Selon la Coface4, le risque de crédit s’est dégradé au T2 2020 dans 40% des pays et des secteurs couverts. Dans de nombreux cas, il s’agit de filières déjà fragiles avant la pandémie, comme l’automobile, la métallurgie, la distribution, le textile-habillement. Comme dans toute récession, les défaillances vont monter, mais la hausse ne se manifeste jamais d’un coup. Il y a souvent des effets en cascade, la disparition d’un gros client ou d’un marché ayant des effets induits sur les fournisseurs en amont.

Du côté des facteurs d’atténuation, on a déjà noté que cette crise était assez brève et avait suscité une réponse de politique économique plus rapide que d’ordinaire.
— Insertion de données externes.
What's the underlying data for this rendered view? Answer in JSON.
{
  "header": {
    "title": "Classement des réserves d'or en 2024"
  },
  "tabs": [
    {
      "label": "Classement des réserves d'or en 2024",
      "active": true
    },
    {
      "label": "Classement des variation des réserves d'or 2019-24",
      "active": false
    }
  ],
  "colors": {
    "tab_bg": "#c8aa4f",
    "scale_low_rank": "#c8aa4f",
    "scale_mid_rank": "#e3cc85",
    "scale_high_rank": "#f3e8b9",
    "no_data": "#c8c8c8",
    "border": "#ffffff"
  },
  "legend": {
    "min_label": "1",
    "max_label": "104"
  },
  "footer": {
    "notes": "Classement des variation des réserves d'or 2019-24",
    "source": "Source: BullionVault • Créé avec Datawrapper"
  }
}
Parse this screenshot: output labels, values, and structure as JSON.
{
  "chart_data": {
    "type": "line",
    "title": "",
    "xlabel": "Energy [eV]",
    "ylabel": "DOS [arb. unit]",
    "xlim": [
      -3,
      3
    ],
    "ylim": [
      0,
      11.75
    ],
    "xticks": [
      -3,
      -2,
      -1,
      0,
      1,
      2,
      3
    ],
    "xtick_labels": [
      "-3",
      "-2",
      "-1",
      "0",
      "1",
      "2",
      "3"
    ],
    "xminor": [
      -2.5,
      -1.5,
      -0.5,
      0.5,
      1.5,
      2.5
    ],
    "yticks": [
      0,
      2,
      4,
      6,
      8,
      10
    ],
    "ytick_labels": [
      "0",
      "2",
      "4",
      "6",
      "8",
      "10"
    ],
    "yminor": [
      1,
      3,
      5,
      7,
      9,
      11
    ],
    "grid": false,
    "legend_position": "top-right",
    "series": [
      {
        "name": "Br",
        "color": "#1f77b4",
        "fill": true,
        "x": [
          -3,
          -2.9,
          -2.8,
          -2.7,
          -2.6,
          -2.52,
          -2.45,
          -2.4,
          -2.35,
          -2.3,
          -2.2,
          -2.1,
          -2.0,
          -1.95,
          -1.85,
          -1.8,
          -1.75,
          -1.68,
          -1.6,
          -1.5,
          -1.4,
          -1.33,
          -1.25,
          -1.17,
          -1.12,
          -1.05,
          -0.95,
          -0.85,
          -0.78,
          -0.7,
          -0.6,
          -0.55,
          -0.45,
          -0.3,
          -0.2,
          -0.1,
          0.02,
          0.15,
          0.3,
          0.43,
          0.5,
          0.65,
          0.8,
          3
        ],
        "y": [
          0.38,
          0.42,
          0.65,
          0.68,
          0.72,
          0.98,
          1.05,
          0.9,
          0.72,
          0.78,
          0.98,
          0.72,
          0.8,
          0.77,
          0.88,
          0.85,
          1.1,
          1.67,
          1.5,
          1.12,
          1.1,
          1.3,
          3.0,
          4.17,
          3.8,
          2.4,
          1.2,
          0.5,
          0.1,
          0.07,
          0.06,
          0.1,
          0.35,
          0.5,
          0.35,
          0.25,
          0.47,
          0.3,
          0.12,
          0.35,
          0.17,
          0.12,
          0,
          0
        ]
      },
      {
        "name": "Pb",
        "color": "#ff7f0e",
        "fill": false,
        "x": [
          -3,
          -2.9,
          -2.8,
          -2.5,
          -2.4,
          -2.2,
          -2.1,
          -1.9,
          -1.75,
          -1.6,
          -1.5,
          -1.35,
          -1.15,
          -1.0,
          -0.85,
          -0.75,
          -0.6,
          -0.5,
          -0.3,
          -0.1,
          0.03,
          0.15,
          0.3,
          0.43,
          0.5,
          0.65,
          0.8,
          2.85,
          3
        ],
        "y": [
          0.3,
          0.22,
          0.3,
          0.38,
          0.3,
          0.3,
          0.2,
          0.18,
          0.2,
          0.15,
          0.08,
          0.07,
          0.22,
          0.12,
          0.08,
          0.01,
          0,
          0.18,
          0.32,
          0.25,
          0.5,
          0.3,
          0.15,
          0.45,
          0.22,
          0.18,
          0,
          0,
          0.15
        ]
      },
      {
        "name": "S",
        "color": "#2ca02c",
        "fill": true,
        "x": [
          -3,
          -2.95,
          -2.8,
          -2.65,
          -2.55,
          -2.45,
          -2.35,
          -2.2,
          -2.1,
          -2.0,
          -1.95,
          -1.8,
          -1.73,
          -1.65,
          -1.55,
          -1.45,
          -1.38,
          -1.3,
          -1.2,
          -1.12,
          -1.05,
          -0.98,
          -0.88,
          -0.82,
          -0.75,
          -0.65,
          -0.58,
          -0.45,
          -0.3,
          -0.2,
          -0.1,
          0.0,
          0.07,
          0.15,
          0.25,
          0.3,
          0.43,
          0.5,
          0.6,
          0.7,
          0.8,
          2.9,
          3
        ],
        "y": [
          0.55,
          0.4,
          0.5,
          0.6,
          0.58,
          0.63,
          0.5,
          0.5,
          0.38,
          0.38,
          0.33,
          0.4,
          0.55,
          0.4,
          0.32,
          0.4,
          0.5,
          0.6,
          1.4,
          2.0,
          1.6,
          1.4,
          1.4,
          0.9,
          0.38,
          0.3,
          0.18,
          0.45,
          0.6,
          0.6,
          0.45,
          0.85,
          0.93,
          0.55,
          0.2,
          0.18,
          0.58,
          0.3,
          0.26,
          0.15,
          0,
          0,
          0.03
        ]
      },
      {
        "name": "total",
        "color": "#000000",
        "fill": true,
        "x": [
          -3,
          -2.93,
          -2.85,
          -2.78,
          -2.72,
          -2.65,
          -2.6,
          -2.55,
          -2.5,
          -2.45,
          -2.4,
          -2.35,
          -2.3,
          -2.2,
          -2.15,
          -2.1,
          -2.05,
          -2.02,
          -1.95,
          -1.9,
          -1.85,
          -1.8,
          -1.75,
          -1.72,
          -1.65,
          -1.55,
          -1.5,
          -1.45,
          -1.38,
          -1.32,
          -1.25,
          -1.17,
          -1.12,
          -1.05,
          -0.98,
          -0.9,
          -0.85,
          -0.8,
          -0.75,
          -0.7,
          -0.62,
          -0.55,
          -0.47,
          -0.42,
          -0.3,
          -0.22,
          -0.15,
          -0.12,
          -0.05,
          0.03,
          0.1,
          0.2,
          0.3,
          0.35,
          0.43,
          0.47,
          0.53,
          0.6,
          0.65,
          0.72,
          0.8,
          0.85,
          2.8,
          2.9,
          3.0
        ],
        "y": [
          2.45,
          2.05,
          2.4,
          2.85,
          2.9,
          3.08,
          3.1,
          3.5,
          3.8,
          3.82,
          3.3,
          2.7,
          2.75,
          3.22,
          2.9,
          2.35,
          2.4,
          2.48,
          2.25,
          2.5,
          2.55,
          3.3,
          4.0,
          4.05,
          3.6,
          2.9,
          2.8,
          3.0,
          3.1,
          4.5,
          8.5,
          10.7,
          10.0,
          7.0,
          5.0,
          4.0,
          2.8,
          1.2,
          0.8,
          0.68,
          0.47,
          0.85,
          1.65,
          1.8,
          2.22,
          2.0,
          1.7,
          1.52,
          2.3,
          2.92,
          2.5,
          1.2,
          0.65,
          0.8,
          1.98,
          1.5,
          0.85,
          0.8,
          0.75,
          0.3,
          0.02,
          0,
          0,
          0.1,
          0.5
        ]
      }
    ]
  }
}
Cette réponse a d’abord été constituée par des mesures d’urgence, ce qui est logique car il fallait éviter le gel du crédit. Pour la suite, c’est la continuité du soutien qui importe. Il est important que les responsables de la politique économique ne s’illusionnent pas sur la forme de la reprise et ne retirent pas trop vite leur soutien. Un rebond rapide n’est pas la garantie d’un rebond durable. Un W, comme on sait, ce sont deux V enchaînés.

 

Sources : Thomson Reuters, Bloomberg, Oddo BHF Securities


1. Il n’y a pas de classification unique et invariante des indicateurs retardés. Leurs propriétés statistiques peuvent varier selon les pays. Dans son indice retardé synthétique de l’économie US, le Conference Board y met la durée moyenne du chômage, le ratio stocks/ventes, le coût unitaire de production, les prix des services, les prêts aux entreprises, les prêts aux ménages.
2. Aux États-Unis, Senior Loan Officer Opinion Survey de la Fed (4 mai 2020), en zone euro, Bank Lending Survey de la BCE (28 avril 2020).
3. Un exemple parmi tant d’autres : selon une enquête dans le secteur de l’hôtellerie-restauration en France, 17% des entreprises indépendantes pourraient faire faillite (vs un taux de défaillance de 10% en temps normal).